Most of the focus has been on the casual-dining sector and some of the bigger restaurant chains, but the whole of the hospitality sector, including pubs, finds itself under scrutiny on this issue.
As such, it’s vitally important that pubs are seen to be doing the right thing when it comes to tips and staff.
We, as an industry, are working extremely hard to improve the image and perception of our industry as an employer and place to work. Any suggestion that the sector is mishandling tips is hugely damaging — and the increased focus currently being placed on the issues surrounding tips helps add to the impression that working in the pub sector is a low-paid career.
Tips should be seen as the cream on top of what is a well-remunerated job with excellent career prospects.
We need to have robust policies and measures in place to ensure tips are handled in a fair and transparent way, and move the agenda on, or risk further damaging the perception of a job in the hospitality sector.
Meanwhile, the debate about children and pubs has been re-ignited by the findings in the Good Pub Guide that unruly and noisy children are the number one subject of customer complaint in pubs.
Having recently been in a pleasant beer garden and subject to a small gang of screaming, erm… delights, running in circles round my table while their parents blithely ignored their activities, I have some sympathies with the complainants.
However, banning children entirely?
That I fear sends the wrong message entirely, and paints a negative perception of the pub sector.
I agree, that unruly and badly behaved parents and children are a problem for any business — the same way in which unruly drunken adults can cause problems.

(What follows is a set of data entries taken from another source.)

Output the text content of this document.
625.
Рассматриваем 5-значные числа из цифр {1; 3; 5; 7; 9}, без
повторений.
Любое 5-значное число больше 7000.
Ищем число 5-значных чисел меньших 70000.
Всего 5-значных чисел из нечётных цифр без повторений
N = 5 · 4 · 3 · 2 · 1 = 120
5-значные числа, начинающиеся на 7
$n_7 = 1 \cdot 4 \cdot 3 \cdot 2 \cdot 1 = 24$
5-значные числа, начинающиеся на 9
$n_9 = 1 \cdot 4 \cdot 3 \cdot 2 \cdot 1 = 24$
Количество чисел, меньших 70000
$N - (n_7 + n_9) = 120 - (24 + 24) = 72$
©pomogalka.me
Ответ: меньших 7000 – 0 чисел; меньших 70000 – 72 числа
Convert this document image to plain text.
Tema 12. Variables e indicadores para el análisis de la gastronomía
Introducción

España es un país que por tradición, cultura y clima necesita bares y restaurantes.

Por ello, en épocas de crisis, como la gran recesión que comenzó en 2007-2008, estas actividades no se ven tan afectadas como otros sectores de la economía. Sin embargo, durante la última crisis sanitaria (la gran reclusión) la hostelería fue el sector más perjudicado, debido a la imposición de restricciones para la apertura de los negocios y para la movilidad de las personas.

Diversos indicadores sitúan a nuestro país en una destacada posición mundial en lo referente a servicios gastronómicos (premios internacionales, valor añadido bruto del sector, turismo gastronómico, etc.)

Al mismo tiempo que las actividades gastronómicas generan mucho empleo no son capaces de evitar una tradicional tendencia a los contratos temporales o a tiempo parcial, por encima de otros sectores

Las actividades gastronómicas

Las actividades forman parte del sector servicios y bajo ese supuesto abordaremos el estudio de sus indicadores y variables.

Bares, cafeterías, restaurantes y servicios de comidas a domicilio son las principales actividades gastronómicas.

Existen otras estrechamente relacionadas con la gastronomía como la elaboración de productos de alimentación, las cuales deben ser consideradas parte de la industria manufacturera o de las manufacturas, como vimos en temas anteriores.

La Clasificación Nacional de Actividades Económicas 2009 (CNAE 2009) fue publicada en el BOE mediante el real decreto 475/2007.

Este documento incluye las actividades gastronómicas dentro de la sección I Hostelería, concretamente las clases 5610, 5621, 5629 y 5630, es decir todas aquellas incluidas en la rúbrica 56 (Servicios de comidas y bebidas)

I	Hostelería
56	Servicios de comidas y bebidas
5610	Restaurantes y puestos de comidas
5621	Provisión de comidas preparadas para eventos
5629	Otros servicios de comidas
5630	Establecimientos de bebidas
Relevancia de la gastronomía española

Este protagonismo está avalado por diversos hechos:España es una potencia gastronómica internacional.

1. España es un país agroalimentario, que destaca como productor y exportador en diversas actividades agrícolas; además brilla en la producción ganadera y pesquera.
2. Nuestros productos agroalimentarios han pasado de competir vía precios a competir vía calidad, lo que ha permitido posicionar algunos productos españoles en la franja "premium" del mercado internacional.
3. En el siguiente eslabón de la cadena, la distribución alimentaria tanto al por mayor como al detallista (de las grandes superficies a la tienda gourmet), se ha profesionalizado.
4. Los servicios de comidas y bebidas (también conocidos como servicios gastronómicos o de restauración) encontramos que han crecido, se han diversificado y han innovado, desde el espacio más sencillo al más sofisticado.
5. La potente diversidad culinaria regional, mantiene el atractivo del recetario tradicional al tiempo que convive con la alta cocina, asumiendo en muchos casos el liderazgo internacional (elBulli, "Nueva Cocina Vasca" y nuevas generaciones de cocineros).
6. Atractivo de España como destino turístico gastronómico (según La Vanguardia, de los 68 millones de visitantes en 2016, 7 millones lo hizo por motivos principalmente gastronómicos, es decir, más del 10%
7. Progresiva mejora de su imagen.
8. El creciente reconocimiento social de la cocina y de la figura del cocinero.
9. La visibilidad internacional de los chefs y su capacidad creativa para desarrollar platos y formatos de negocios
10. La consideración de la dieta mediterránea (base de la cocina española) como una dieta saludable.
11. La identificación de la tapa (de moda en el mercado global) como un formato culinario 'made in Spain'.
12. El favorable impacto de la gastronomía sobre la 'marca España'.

At the end of the day, it’s down to each pub to model and market its business according to the customer base it has.
If the bulk of your customers don’t bring children to the pub then minimising that noisy disruption in the pub garden may obviously work to your benefit.
However, rather than a hard and fast ban, I prefer the approach of one pub in Wales, which chooses to create a more adult space to discourage noisy behaviour, and encourage parents and children to either seek more suitable venues, or behave accordingly.
It neatly sidesteps the need for a difficult conversation with a customer being told they can’t come in.
And let’s not forget, those children banned from pubs are going to grow up to be the consumers of the future. Surely we would rather them have warm, nostalgic childhood memories of wonderful afternoons spent playing in the pub’s garden? Simply banning them may come back to bite us in the future.